Labels is saved in another file, and the result of clustering is saved in another file
How to merge
Anyway, I'm here to use the soil method, have the data can be merged and output in spark please contact me
[Email protected]
Let me introduce my way to the Earth.
This github portal.
Soil approach

then the source code with the time to change, change the file name.
And then it's waiting for it to merge the correspondence of each row in each line of data.
There is one more step to extracting the results ...
Put the final result file, mine is the GG series copied to another file
Then execute the following code

GitHub
Get Data results
Finally, you can see the output in the terminal.

And finally, my output is like this.

From the last count.py code in a large number of comments can also be seen, I am the process of data processing still sway around
How exactly to separate and record different types
Finally, it was saved by cluster, and each cluster was saved in a file.
Finally, I used the Pandas value_counts () function to output the result

Then welcome to the students who know how to merge data directly in Spark send me an email
[Email protected]
Forgive me for not taking a good name ...
Changes to the code can be directly on GitHub fork, modify, and then push to me

Cluster analysis experiment of KDD-99 data set based on Pyspark

Contact Us

The content source of this page is from Internet, which doesn't represent Alibaba Cloud's opinion; products and services mentioned on that page don't have any relationship with Alibaba Cloud.

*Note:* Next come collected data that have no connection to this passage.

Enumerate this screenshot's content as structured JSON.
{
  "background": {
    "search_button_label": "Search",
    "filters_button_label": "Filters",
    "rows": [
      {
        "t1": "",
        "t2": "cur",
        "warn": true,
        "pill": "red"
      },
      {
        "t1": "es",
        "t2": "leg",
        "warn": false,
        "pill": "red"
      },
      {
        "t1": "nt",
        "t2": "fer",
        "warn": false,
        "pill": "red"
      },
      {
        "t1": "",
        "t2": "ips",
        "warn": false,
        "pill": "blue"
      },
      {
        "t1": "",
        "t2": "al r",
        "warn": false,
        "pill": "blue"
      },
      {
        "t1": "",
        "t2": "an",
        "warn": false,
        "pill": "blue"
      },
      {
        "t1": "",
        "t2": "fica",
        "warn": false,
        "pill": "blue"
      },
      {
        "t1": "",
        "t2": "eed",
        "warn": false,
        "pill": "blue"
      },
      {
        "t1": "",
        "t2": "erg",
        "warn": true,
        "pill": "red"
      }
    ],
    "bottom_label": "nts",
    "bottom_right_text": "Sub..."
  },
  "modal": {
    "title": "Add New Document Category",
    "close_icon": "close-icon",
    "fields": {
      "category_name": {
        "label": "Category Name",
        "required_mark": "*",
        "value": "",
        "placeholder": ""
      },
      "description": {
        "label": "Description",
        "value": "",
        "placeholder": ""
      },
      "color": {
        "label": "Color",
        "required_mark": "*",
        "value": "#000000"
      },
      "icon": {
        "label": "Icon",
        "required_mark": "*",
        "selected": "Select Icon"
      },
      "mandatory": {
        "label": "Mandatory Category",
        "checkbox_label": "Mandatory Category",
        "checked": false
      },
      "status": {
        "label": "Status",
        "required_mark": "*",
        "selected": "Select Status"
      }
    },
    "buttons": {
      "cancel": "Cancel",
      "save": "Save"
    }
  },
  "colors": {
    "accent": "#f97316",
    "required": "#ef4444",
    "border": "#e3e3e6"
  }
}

If the content of the page makes you feel confusing, please write us an email, we will handle the problem within 5 days after receiving your email.

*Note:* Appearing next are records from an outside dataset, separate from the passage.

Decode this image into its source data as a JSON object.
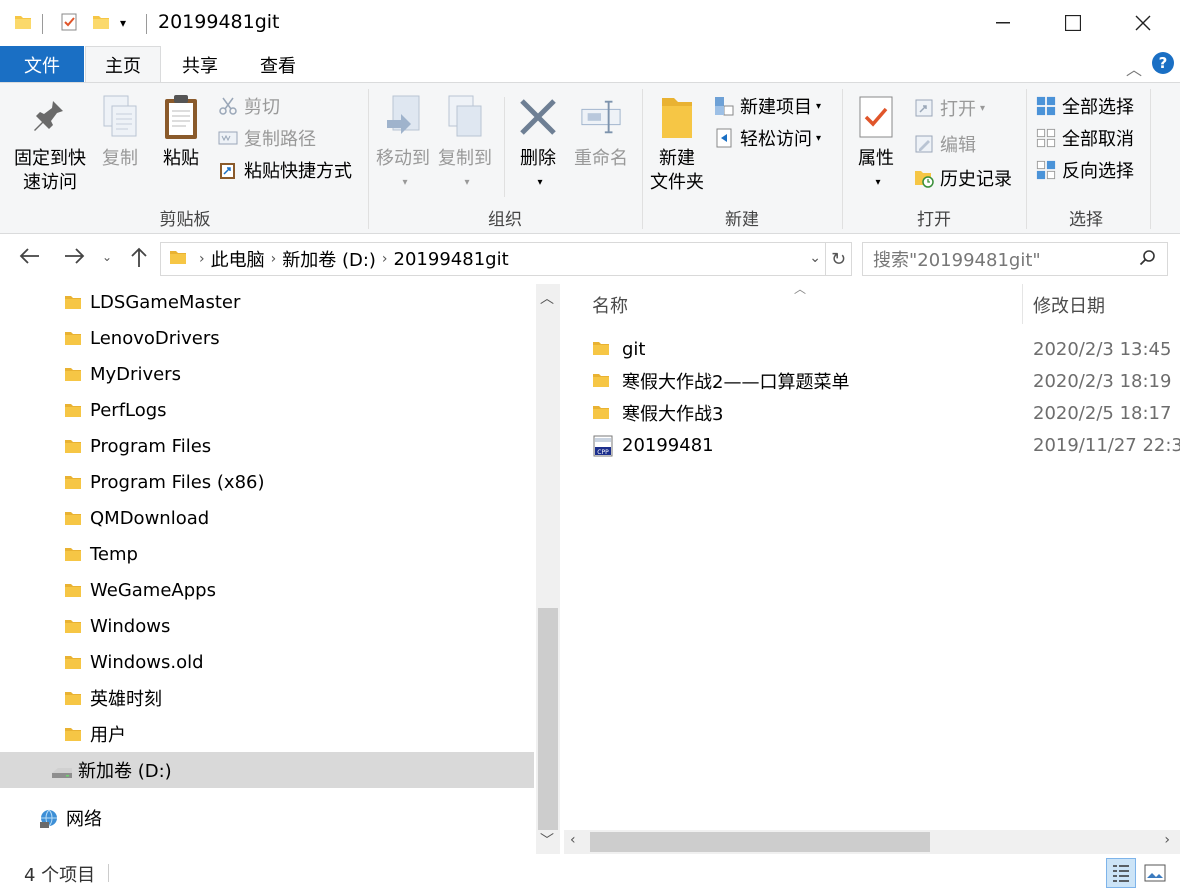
{
  "window": {
    "title": "20199481git"
  },
  "ribbon_tabs": {
    "file": "文件",
    "home": "主页",
    "share": "共享",
    "view": "查看"
  },
  "clipboard": {
    "pin_line1": "固定到快",
    "pin_line2": "速访问",
    "copy": "复制",
    "paste": "粘贴",
    "cut": "剪切",
    "copy_path": "复制路径",
    "paste_shortcut": "粘贴快捷方式",
    "group_label": "剪贴板"
  },
  "organize": {
    "move_to": "移动到",
    "copy_to": "复制到",
    "delete": "删除",
    "rename": "重命名",
    "group_label": "组织"
  },
  "new_group": {
    "new_folder_line1": "新建",
    "new_folder_line2": "文件夹",
    "new_item": "新建项目",
    "easy_access": "轻松访问",
    "group_label": "新建"
  },
  "open_group": {
    "properties": "属性",
    "open": "打开",
    "edit": "编辑",
    "history": "历史记录",
    "group_label": "打开"
  },
  "select_group": {
    "select_all": "全部选择",
    "select_none": "全部取消",
    "invert": "反向选择",
    "group_label": "选择"
  },
  "address": {
    "crumbs": [
      "此电脑",
      "新加卷 (D:)",
      "20199481git"
    ]
  },
  "search": {
    "placeholder": "搜索\"20199481git\""
  },
  "nav_tree": [
    "LDSGameMaster",
    "LenovoDrivers",
    "MyDrivers",
    "PerfLogs",
    "Program Files",
    "Program Files (x86)",
    "QMDownload",
    "Temp",
    "WeGameApps",
    "Windows",
    "Windows.old",
    "英雄时刻",
    "用户"
  ],
  "nav_drive": "新加卷 (D:)",
  "nav_network": "网络",
  "columns": {
    "name": "名称",
    "modified": "修改日期"
  },
  "files": [
    {
      "name": "git",
      "date": "2020/2/3 13:45",
      "type": "folder"
    },
    {
      "name": "寒假大作战2——口算题菜单",
      "date": "2020/2/3 18:19",
      "type": "folder"
    },
    {
      "name": "寒假大作战3",
      "date": "2020/2/5 18:17",
      "type": "folder"
    },
    {
      "name": "20199481",
      "date": "2019/11/27 22:3",
      "type": "cpp"
    }
  ],
  "status": {
    "count": "4 个项目"
  },
  "colors": {
    "accent": "#1a6fc4",
    "folder": "#f6c645",
    "selected_bg": "#d9d9d9"
  }
}
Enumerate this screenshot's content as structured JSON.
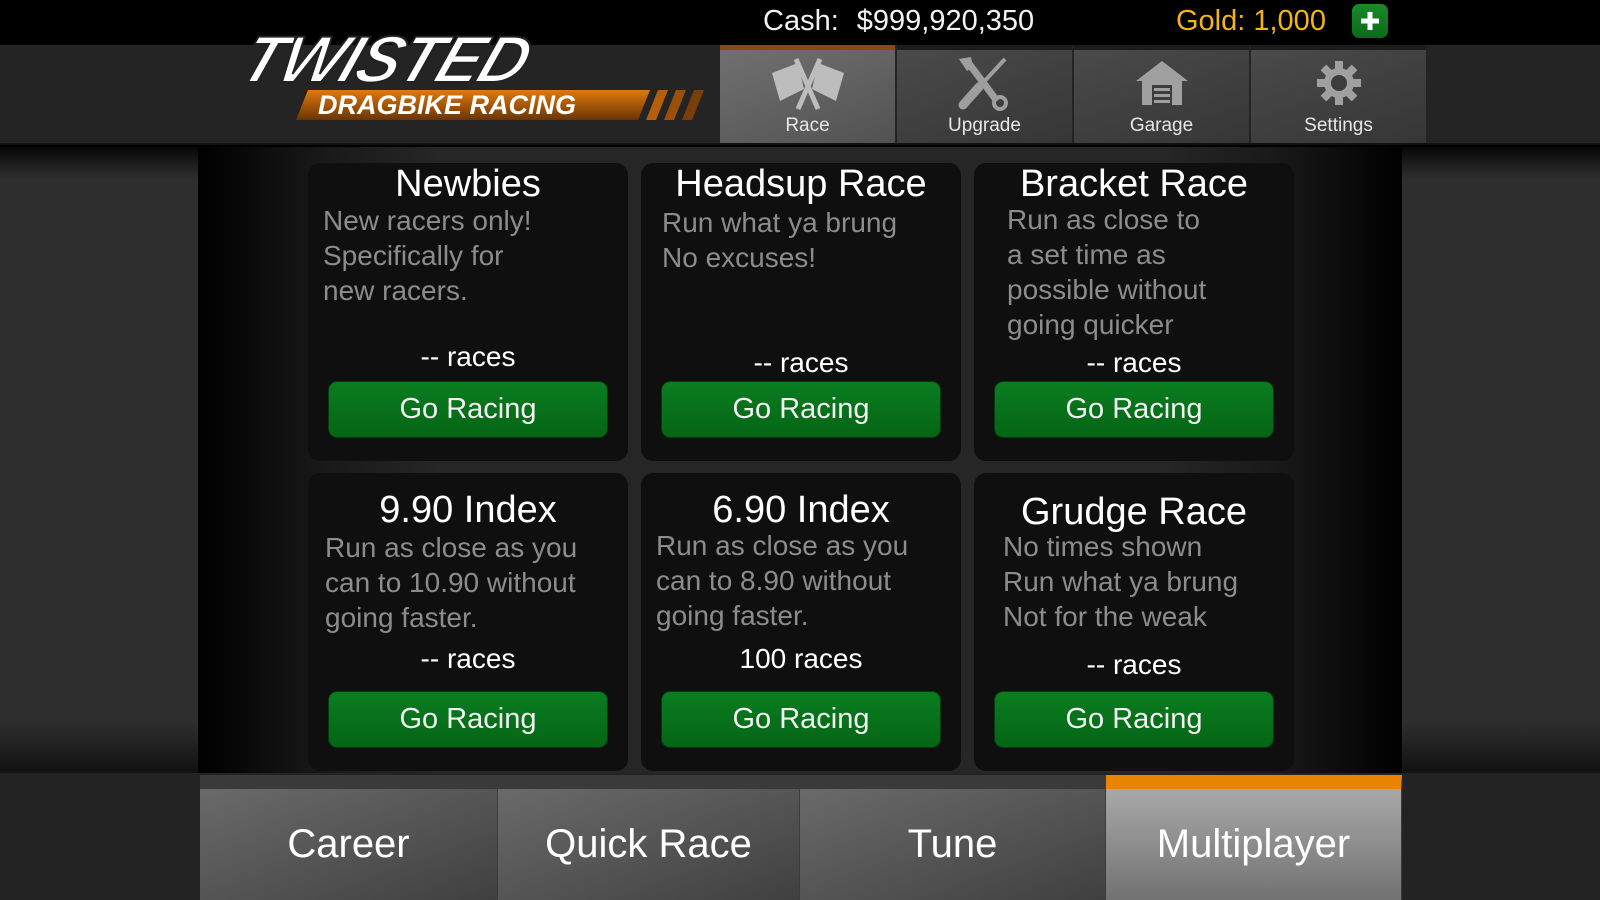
{
  "status": {
    "cash_label": "Cash:",
    "cash_value": "$999,920,350",
    "gold_text": "Gold: 1,000",
    "add_gold_icon": "plus-icon"
  },
  "logo": {
    "title": "TWISTED",
    "subtitle": "DRAGBIKE RACING"
  },
  "nav": {
    "items": [
      {
        "label": "Race",
        "icon": "crossed-flags-icon",
        "active": true
      },
      {
        "label": "Upgrade",
        "icon": "wrench-screwdriver-icon",
        "active": false
      },
      {
        "label": "Garage",
        "icon": "garage-icon",
        "active": false
      },
      {
        "label": "Settings",
        "icon": "gear-icon",
        "active": false
      }
    ]
  },
  "modes": [
    {
      "title": "Newbies",
      "desc": "New racers only!\nSpecifically for\nnew racers.",
      "races": "-- races",
      "button": "Go Racing"
    },
    {
      "title": "Headsup Race",
      "desc": "Run what ya brung\nNo excuses!",
      "races": "-- races",
      "button": "Go Racing"
    },
    {
      "title": "Bracket Race",
      "desc": "Run as close to\na set time as\npossible without\ngoing quicker",
      "races": "-- races",
      "button": "Go Racing"
    },
    {
      "title": "9.90 Index",
      "desc": "Run as close as you\ncan to 10.90 without\ngoing faster.",
      "races": "-- races",
      "button": "Go Racing"
    },
    {
      "title": "6.90 Index",
      "desc": "Run as close as you\ncan to 8.90 without\ngoing faster.",
      "races": "100 races",
      "button": "Go Racing"
    },
    {
      "title": "Grudge Race",
      "desc": "No times shown\nRun what ya brung\nNot for the weak",
      "races": "-- races",
      "button": "Go Racing"
    }
  ],
  "tabs": [
    {
      "label": "Career",
      "active": false
    },
    {
      "label": "Quick Race",
      "active": false
    },
    {
      "label": "Tune",
      "active": false
    },
    {
      "label": "Multiplayer",
      "active": true
    }
  ],
  "colors": {
    "accent_orange": "#e88400",
    "go_green": "#0a7d20",
    "gold_text": "#f3b417"
  }
}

If you find any instances of plagiarism from the community, please send an email to: info-contact@alibabacloud.com and provide relevant evidence. A staff member will contact you within 5 working days.

A Free Trial That Lets You Build Big!

Start building with 50+ products and up to 12 months usage for Elastic Compute Service

  • Sales Support

    1 on 1 presale consultation

  • After-Sales Support

    24/7 Technical Support 6 Free Tickets per Quarter Faster Response

  • Alibaba Cloud offers highly flexible support services tailored to meet your exact needs.